Adding up what employers and workers contributed, family coverage cost an average of $13,770, up 3 percent from last year. Total single coverage cost $5,049, up 5 percent. Since 2005, workers’ contributions to premiums have jumped 47 percent — about $1,300 — while overall premiums rose 27 percent. Meanwhile, wages grew 18 percent and overall inflation rose 12 percent, the report said. “From a consumer perspective, the cost of health insurance just keeps going up faster than wages,” Altman noted. A separate report from The Commonwealth Fund, also released Thursday, said employment-based health insurance “has eroded in the past decade, with nearly all the attrition occurring in firms with fewer than 200 employees.”

Part of that reason is the higher costs for small firms, which on average pay 18 percent more than larger employers in premiums for comparable policies, the Commonwealth Fund study said. Eric Kesselring, vice president of Axcet HR Solutions, which handles outsourced pay and benefits issues for employers, said he’s heard of premium increases as high as 30 to 40 percent, causing employers to look for savings. Among the employers surveyed for the Kaiser study — 2,046 randomly selected public and private employers with three or more workers — about seven in 10 said they offered employee health benefits. Within that group, 30 percent said they reduced health benefits or increased employee cost-sharing this year. “It just speaks to the depths of the recession and the pressure that employers have been under to hold the line on costs,” Altman said. In addition to cost-shifting, many employers are pushing wellness initiatives, such as stop-smoking programs, or providing financial incentives to employees who exercise, lose weight or participate in preventive care or disease-management programs.

This year showed a marked growth in high-deductible plans that include such options as health savings accounts or health reimbursement arrangements. Those plans enrolled 13 percent of covered workers this year, up from 8 percent in 2009. Among covered workers in all plans, three-fourths make a co-payment for doctors visits. The average co-payment for in-network physician visits rose to $22 from $20 for primary care and to $31 from $28 for specialty care. Among workers with a deductible, the average annual amount for single coverage ranged from $601 in health maintenance organizations to $675 in preferred provider organizations to $1,048 in point of service plans to $1,903 in high-deductible plans.
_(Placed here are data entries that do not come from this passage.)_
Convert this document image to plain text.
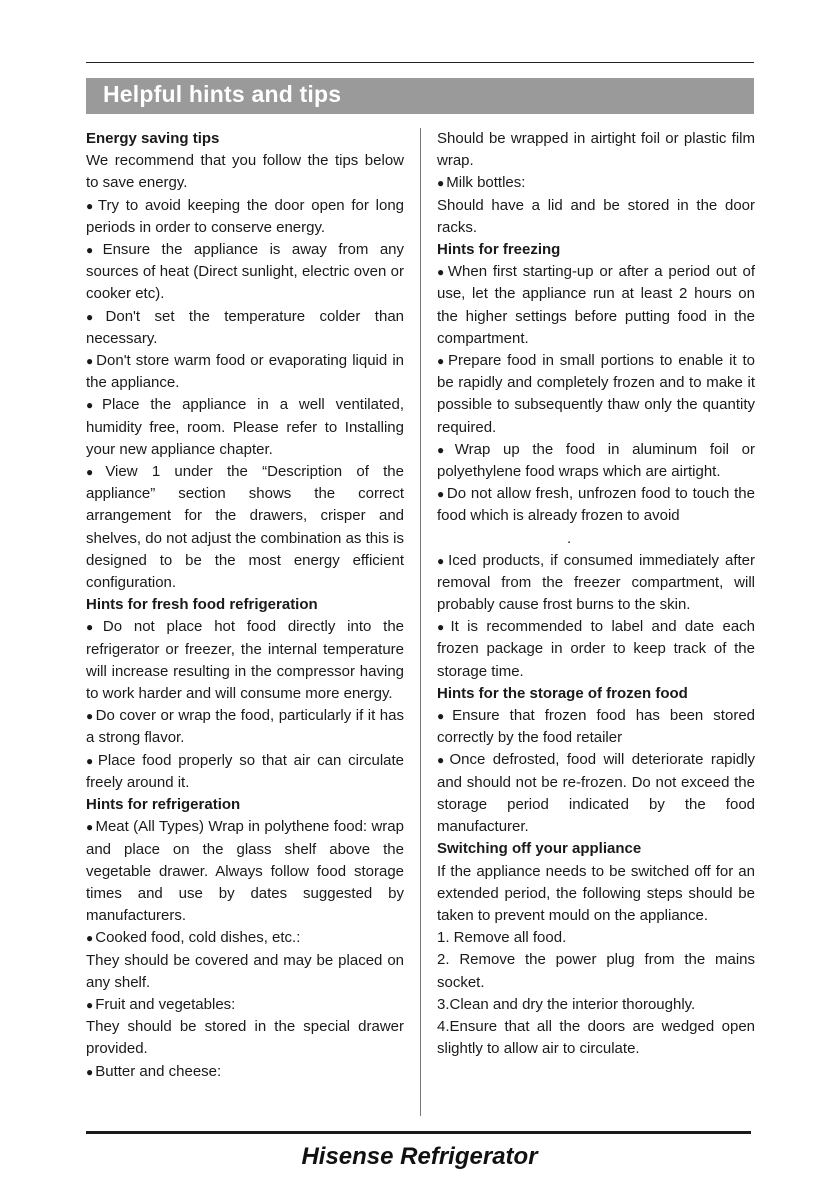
Helpful hints and tips

Energy saving tips

We recommend that you follow the tips below to save energy.

● Try to avoid keeping the door open for long periods in order to conserve energy.

● Ensure the appliance is away from any sources of heat (Direct sunlight, electric oven or cooker etc).

● Don't set the temperature colder than necessary.

● Don't store warm food or evaporating liquid in the appliance.

● Place the appliance in a well ventilated, humidity free, room. Please refer to Installing your new appliance chapter.

● View 1 under the “Description of the appliance” section shows the correct arrangement for the drawers, crisper and shelves, do not adjust the combination as this is designed to be the most energy efficient configuration.

Hints for fresh food refrigeration

● Do not place hot food directly into the refrigerator or freezer, the internal temperature will increase resulting in the compressor having to work harder and will consume more energy.

● Do cover or wrap the food, particularly if it has a strong flavor.

● Place food properly so that air can circulate freely around it.

Hints for refrigeration

● Meat (All Types) Wrap in polythene food: wrap and place on the glass shelf above the vegetable drawer. Always follow food storage times and use by dates suggested by manufacturers.

● Cooked food, cold dishes, etc.:

They should be covered and may be placed on any shelf.

● Fruit and vegetables:

They should be stored in the special drawer provided.

● Butter and cheese:

Should be wrapped in airtight foil or plastic film wrap.

● Milk bottles:

Should have a lid and be stored in the door racks.

Hints for freezing

● When first starting-up or after a period out of use, let the appliance run at least 2 hours on the higher settings before putting food in the compartment.

● Prepare food in small portions to enable it to be rapidly and completely frozen and to make it possible to subsequently thaw only the quantity required.

● Wrap up the food in aluminum foil or polyethylene food wraps which are airtight.

● Do not allow fresh, unfrozen food to touch the food which is already frozen to avoid

.

● Iced products, if consumed immediately after removal from the freezer compartment, will probably cause frost burns to the skin.

● It is recommended to label and date each frozen package in order to keep track of the storage time.

Hints for the storage of frozen food

● Ensure that frozen food has been stored correctly by the food retailer

● Once defrosted, food will deteriorate rapidly and should not be re-frozen. Do not exceed the storage period indicated by the food manufacturer.

Switching off your appliance

If the appliance needs to be switched off for an extended period, the following steps should be taken to prevent mould on the appliance.

1. Remove all food.

2. Remove the power plug from the mains socket.

3.Clean and dry the interior thoroughly.

4.Ensure that all the doors are wedged open slightly to allow air to circulate.

Hisense Refrigerator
For hospital admissions, after annual deductibles, slightly more than half of covered workers have co-insurance responsibilities.

The average co-insurance rate this year was 18 percent, with an average co-payment of $232 per admission and an average per diem charge of $228 and average separate hospital deductible of $723. The survey this year found a surprising growth in the percentage of employers that said they offered employee health benefits — 69 percent, compared with 60 percent last year. Authors of the report speculated that because most of the coverage growth occurred in organizations with three to 10 employees, the percentage rose because many of the smallest firms that didn’t offer such benefits had failed in the recession.